白川漢字学説には形声の説明原理がない。言葉という視点が欠けているから当然であろう。形声の説明原理とは言葉の深層構造へ掘り下げ、コアイメージを捉えて、意味を説明する方法である。
膜は次のように使われている。
 原文:脾與胃以膜相連耳。
 訓読:脾と胃は膜を以て相連なるのみ。
 翻訳:脾と胃は膜でつながっているだけだ――『素問』太陰陽明論
膜は器官を覆って保護する組織の意味で使われている。これを古典漢語ではmak(呉音でマク、漢音でバク)という。これを代替する視覚記号しとして膜が考案された。

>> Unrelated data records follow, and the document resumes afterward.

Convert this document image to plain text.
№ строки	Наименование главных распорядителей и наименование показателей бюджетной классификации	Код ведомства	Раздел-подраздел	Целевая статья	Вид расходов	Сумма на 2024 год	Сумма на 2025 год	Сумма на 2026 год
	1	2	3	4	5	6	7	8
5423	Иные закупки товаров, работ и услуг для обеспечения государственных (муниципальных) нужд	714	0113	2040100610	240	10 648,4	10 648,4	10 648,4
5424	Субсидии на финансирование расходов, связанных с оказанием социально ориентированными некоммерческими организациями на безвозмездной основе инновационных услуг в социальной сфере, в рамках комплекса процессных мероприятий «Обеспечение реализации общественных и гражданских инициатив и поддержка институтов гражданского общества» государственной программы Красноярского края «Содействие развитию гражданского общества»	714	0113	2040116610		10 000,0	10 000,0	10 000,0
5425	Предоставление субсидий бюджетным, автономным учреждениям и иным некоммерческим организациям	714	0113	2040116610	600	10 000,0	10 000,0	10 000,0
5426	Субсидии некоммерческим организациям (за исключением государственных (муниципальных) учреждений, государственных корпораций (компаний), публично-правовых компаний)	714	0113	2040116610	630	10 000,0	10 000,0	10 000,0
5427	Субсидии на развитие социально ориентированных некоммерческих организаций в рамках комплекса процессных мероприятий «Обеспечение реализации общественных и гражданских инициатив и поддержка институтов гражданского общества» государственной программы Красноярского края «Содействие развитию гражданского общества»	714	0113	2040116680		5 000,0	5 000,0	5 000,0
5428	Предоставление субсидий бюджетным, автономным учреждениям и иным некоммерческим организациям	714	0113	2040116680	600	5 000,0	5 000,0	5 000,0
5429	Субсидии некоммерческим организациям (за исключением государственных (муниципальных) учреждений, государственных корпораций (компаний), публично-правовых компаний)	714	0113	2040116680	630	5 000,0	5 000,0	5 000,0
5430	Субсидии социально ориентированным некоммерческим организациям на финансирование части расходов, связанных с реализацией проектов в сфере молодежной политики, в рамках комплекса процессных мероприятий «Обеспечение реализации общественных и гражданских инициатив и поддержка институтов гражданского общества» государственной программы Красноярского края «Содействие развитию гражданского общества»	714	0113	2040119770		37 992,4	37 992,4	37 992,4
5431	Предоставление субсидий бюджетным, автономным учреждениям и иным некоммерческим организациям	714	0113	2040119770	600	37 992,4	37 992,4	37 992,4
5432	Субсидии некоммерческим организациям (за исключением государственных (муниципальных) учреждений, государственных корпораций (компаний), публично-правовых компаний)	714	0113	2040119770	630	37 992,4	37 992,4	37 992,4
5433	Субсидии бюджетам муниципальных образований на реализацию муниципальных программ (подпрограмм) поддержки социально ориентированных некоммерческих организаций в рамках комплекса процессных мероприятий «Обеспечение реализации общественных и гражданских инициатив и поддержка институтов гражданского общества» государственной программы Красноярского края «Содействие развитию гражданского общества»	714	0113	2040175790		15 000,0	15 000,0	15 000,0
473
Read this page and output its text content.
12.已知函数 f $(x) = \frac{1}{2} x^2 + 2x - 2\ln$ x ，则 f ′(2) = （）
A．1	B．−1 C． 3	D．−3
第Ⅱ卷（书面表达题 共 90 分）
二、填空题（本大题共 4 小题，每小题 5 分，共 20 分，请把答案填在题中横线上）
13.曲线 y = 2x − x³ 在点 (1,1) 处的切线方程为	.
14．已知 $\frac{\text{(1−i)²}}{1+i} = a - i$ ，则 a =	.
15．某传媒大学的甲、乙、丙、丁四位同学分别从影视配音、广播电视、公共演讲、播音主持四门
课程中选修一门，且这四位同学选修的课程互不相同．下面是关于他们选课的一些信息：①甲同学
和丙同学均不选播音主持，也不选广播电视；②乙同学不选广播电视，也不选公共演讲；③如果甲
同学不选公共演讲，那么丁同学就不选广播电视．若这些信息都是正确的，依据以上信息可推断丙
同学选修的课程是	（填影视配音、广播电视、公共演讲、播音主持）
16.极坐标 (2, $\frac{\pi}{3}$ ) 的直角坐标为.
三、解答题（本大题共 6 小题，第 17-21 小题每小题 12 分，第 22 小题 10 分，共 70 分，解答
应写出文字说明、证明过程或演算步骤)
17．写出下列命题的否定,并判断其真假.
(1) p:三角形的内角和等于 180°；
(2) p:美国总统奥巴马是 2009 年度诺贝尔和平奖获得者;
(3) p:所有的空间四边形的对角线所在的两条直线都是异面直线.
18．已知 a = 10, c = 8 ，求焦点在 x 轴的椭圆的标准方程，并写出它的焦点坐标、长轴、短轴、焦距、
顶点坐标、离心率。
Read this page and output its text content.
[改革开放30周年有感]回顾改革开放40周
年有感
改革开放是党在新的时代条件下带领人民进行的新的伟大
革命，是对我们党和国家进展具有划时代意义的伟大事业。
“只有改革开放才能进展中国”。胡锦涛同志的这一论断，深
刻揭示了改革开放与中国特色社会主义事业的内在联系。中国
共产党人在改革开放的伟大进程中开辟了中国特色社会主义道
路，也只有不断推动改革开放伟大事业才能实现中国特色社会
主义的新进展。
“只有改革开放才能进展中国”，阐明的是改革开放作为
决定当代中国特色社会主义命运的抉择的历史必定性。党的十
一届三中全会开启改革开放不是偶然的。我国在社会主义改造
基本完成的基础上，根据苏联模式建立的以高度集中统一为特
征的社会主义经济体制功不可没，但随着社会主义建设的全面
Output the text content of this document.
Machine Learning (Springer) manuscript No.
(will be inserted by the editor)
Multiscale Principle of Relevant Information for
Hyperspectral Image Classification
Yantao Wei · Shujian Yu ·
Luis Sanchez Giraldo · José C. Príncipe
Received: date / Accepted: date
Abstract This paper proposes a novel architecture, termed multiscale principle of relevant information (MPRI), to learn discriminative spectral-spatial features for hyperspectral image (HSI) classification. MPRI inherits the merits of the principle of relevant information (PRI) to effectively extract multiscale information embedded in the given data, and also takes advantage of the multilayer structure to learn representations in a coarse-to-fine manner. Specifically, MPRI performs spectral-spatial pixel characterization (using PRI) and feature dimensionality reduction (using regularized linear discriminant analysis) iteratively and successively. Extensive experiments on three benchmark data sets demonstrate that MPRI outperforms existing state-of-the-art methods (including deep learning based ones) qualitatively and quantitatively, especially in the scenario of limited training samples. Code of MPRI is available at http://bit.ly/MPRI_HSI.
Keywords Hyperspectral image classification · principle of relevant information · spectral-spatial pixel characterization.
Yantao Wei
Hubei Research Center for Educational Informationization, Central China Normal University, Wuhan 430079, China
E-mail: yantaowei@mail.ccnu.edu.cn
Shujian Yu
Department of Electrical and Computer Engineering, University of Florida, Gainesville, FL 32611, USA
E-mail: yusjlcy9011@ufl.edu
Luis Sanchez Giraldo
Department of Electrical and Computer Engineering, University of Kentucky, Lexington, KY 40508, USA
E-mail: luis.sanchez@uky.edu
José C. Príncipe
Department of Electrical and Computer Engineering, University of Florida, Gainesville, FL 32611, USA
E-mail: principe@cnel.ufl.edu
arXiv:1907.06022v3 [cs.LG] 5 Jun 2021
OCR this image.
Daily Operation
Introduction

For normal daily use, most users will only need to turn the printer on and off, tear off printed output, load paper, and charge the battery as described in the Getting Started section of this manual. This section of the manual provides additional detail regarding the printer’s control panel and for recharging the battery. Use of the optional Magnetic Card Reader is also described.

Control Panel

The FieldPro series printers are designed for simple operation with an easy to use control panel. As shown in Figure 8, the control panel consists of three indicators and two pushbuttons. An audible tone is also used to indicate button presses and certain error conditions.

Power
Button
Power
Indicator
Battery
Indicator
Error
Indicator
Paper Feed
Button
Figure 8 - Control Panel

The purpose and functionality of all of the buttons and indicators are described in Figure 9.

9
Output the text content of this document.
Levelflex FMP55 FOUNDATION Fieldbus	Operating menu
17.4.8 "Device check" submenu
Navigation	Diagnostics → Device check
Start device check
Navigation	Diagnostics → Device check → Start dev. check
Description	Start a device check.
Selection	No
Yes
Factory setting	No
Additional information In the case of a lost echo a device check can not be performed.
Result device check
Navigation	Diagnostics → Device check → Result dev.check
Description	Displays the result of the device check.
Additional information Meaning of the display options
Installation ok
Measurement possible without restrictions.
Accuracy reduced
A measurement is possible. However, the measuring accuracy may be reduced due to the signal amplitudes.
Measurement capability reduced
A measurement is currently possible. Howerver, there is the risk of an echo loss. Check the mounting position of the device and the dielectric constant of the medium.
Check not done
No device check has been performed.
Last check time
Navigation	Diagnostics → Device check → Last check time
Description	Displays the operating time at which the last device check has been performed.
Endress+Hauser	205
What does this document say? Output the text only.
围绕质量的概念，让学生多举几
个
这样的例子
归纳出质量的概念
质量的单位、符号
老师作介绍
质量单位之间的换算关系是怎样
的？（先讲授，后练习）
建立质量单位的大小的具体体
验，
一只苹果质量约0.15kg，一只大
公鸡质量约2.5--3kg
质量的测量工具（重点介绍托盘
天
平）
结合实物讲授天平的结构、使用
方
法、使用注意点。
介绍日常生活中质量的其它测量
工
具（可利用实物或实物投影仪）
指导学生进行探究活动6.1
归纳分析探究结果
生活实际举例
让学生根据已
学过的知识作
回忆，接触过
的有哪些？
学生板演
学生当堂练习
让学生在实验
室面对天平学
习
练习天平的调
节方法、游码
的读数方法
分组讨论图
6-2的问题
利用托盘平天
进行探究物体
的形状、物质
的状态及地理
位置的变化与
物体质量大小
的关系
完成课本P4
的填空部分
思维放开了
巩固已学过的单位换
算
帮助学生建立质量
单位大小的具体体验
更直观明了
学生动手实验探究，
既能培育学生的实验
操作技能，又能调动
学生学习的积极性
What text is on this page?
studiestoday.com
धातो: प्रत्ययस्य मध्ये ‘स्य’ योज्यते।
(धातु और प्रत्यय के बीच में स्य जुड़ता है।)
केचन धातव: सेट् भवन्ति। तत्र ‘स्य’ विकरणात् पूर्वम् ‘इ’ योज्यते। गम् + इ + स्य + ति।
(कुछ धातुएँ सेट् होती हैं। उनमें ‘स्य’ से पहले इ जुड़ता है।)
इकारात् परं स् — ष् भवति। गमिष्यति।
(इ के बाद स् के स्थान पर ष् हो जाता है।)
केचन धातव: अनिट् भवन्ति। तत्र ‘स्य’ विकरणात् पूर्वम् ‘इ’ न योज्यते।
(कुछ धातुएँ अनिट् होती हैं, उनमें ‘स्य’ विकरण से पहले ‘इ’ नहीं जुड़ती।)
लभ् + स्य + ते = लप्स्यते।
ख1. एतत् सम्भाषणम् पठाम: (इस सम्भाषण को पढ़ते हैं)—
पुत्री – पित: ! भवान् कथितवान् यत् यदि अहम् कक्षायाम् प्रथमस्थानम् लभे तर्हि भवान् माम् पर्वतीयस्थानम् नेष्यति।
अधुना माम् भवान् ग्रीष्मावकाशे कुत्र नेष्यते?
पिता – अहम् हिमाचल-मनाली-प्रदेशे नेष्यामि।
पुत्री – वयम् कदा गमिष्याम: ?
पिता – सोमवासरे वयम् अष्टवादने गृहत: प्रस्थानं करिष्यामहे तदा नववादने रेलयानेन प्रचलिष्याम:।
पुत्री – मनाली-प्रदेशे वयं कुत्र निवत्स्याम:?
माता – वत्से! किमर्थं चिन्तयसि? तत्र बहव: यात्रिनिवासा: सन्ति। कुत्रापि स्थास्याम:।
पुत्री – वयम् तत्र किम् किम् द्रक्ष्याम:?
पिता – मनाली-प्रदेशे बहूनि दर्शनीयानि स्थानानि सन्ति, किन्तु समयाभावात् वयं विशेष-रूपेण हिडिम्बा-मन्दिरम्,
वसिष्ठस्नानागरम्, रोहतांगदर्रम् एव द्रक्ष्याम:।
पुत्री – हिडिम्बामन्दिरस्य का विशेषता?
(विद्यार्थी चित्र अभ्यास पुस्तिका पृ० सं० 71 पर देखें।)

膜は「莫(音・イメージ記号)+肉(限定符号)」と解析する。莫は「隠れて見えない」「覆いかぶせる」というイメージがある(1736「幕」を見よ)。肉は肉や身体と関係があることを示す限定符号。したがって膜は上から覆いかぶせて中のものを見えなくする薄皮を暗示させる。この意匠によって上記にある意味をもつmakを表記した。